Des enquêteurs turcs ont découvert lundi un véhicule portant une plaque d'immatriculation diplomatique saoudienne abandonné dans un parking d'Istanbul dans le cadre de l'enquête sur le meurtre du journaliste Jamal Khashoggi, ont rapporté les médias turcs. La berline noire portant la plaque d'immatriculation diplomatique "34 CC 1736", a été retrouvée dans un parking souterrain à Sultangazi, un district situé dans le nord d'Istanbul.

Selon l'agence de presse étatique Anadolu, les enquêteurs ont demandé au consulat général d'Arabie saoudite ainsi qu'au parquet d'Istanbul l'autorisation de fouiller le véhicule.

La chaîne de télévision d'Etat TRT diffusait les images du parking bouclé par un cordon de sécurité de la police, ajoutant que le véhicule en question y a été abandonné dans les jours ayant suivi le meurtre de Khashoggi.

La TRT a par ailleurs publié la photographie d'un document qu'elle présente comme le certificat d'immatriculation du véhicule et qui indique que la voiture de marque Mercedes-Benz est enregistrée au consulat d'Arabie saoudite.

Elle ajoute en outre que les enquêteurs ont obtenu les images de vidéosurveillance d'un autre véhicule diplomatique saoudien effectuant un arrêt de quelques minutes dans ce même parking dans les jours ayant suivi le meurtre de Khashoggi.

Ce nouveau développement survient à la veille d'un discours du président turc Recep Tayyip Erdogan qui a promis des révélations.

D'après des responsables et des médias turcs, le corps du journaliste a été démembré après ce meurtre soigneusement prémédité et mis à exécution par une équipe de 15 personnes.

Après avoir dans un premier temps affirmé que Khashoggi avait quitté le consulat vivant, Ryad a reconnu que le journaliste y avait été tué, tout en affirmant qu'il s'agissait d'une "opération non-autorisée" par le pouvoir.

Les enquêteurs turcs sont à la recherche du corps de Khashoggi et ont notamment fouillé ces derniers jours la forêt de Belgrade, située non loin de Sultangazi.

Pour la Turquie, le meurtre de Khashoggi était "sauvagement planifié"

Le meurtre du journaliste saoudien a été "sauvagement planifié", a affirmé lundi un haut responsable turc, ajoutant que "des efforts conséquents" avaient été déployés pour le dissimuler.

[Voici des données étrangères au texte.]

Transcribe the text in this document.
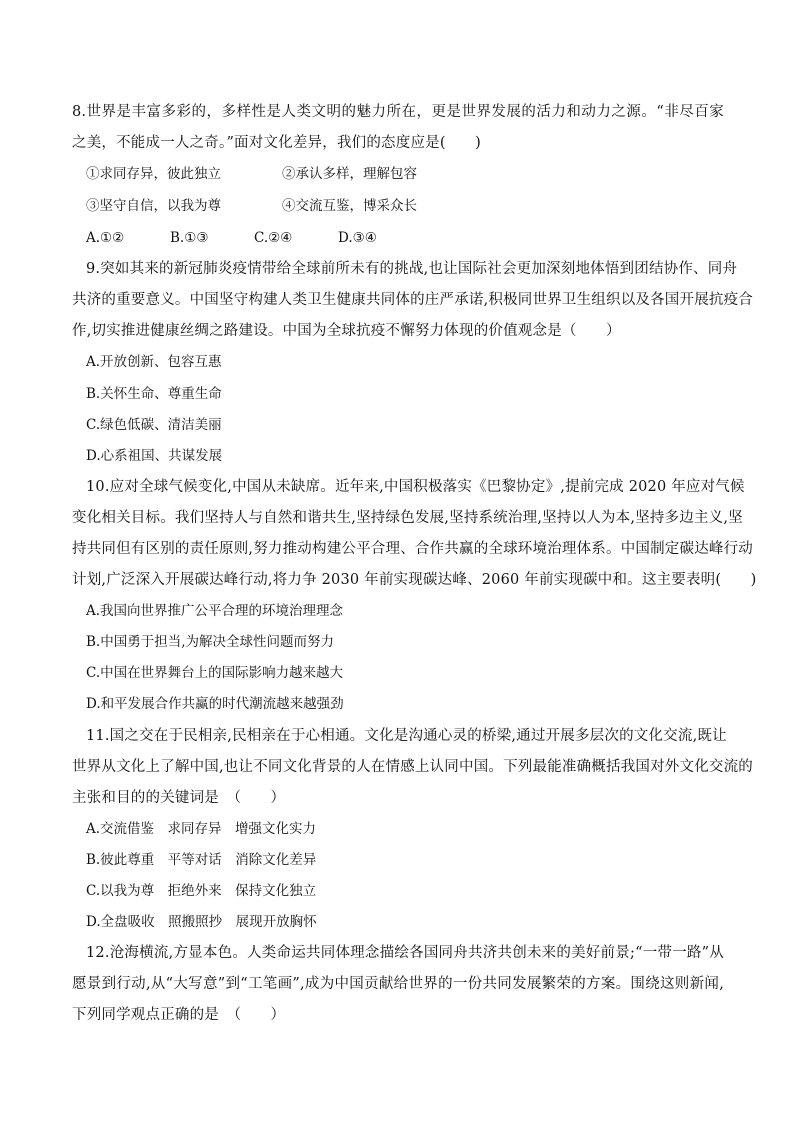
8.世界是丰富多彩的，多样性是人类文明的魅力所在，更是世界发展的活力和动力之源。“非尽百家
之美，不能成一人之奇。”面对文化差异，我们的态度应是(　　)
①求同存异，彼此独立	②承认多样，理解包容
③坚守自信，以我为尊	④交流互鉴，博采众长
A.①②	B.①③	C.②④	D.③④
9.突如其来的新冠肺炎疫情带给全球前所未有的挑战,也让国际社会更加深刻地体悟到团结协作、同舟
共济的重要意义。中国坚守构建人类卫生健康共同体的庄严承诺,积极同世界卫生组织以及各国开展抗疫合
作,切实推进健康丝绸之路建设。中国为全球抗疫不懈努力体现的价值观念是（　　）
A.开放创新、包容互惠
B.关怀生命、尊重生命
C.绿色低碳、清洁美丽
D.心系祖国、共谋发展
10.应对全球气候变化,中国从未缺席。近年来,中国积极落实《巴黎协定》,提前完成 2020 年应对气候
变化相关目标。我们坚持人与自然和谐共生,坚持绿色发展,坚持系统治理,坚持以人为本,坚持多边主义,坚
持共同但有区别的责任原则,努力推动构建公平合理、合作共赢的全球环境治理体系。中国制定碳达峰行动
计划,广泛深入开展碳达峰行动,将力争 2030 年前实现碳达峰、2060 年前实现碳中和。这主要表明(　　)
A.我国向世界推广公平合理的环境治理理念
B.中国勇于担当,为解决全球性问题而努力
C.中国在世界舞台上的国际影响力越来越大
D.和平发展合作共赢的时代潮流越来越强劲
11.国之交在于民相亲,民相亲在于心相通。文化是沟通心灵的桥梁,通过开展多层次的文化交流,既让
世界从文化上了解中国,也让不同文化背景的人在情感上认同中国。下列最能准确概括我国对外文化交流的
主张和目的的关键词是　（　　）
A.交流借鉴　求同存异　增强文化实力
B.彼此尊重　平等对话　消除文化差异
C.以我为尊　拒绝外来　保持文化独立
D.全盘吸收　照搬照抄　展现开放胸怀
12.沧海横流,方显本色。人类命运共同体理念描绘各国同舟共济共创未来的美好前景;“一带一路”从
愿景到行动,从“大写意”到“工笔画”,成为中国贡献给世界的一份共同发展繁荣的方案。围绕这则新闻,
下列同学观点正确的是　（　　）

"Nous sommes face à une situation qui a été sauvagement planifiée et des efforts conséquents ont été déployés pour dissimuler" ce meurtre, a déclaré lors d'une conférence de presse à Ankara Omer Celik, porte-parole du parti au pouvoir en Turquie (AKP).

"C'est un crime extrêmement complexe", a ajouté M. Celik. "J'espère que tous les éléments seront mis au jour et que les responsables seront punis, de sorte que ce genre de choses ne traversera plus jamais l'esprit de quiconque", a-t-il poursuivi.

Ces déclarations surviennent à la veille de révélations promises par le président turc Recep Tayyip Erdogan au sujet de cette affaire qui a choqué la communauté internationale et terni l'image du prince héritier du trône d'Arabie saoudite Mohammed ben Salmane, dit "MBS".

Khashoggi, un journaliste critique du pouvoir saoudien âgé de 60 ans, a été tué le 2 octobre au consulat d'Arabie saoudite à Istanbul.

D'après des responsables et des médias turcs, le corps du journaliste a été démembré après ce meurtre soigneusement prémédité et mis à exécution par une équipe de 15 personnes.

Après avoir dans un premier temps affirmé que Khashoggi avait quitté le consulat vivant, Ryad a reconnu que le journaliste y avait été tué, tout en affirmant qu'il s'agissait d'une "opération non-autorisée" par le pouvoir, et dont "MBS" n'était "pas informé".

Mais la presse turque a démonté cette ligne de défense lundi. Le quotidien Yeni Safak, proche du pouvoir, a affirmé qu'un membre du commando ayant tué Khashoggi avait appelé à plusieurs reprises le directeur du bureau du prince héritier, Bader Al-Asaker après le meurtre du journaliste.

Lors de sa conférence de presse lundi, M. Celik a par ailleurs rejeté les "allégations" selon lesquelles l'enquête sur la mort de Khashoggi ferait l'objet d'intenses tractations entre Ankara et Ryad.

"Ces allégations sont contraires à l'éthique", a-t-il déclaré.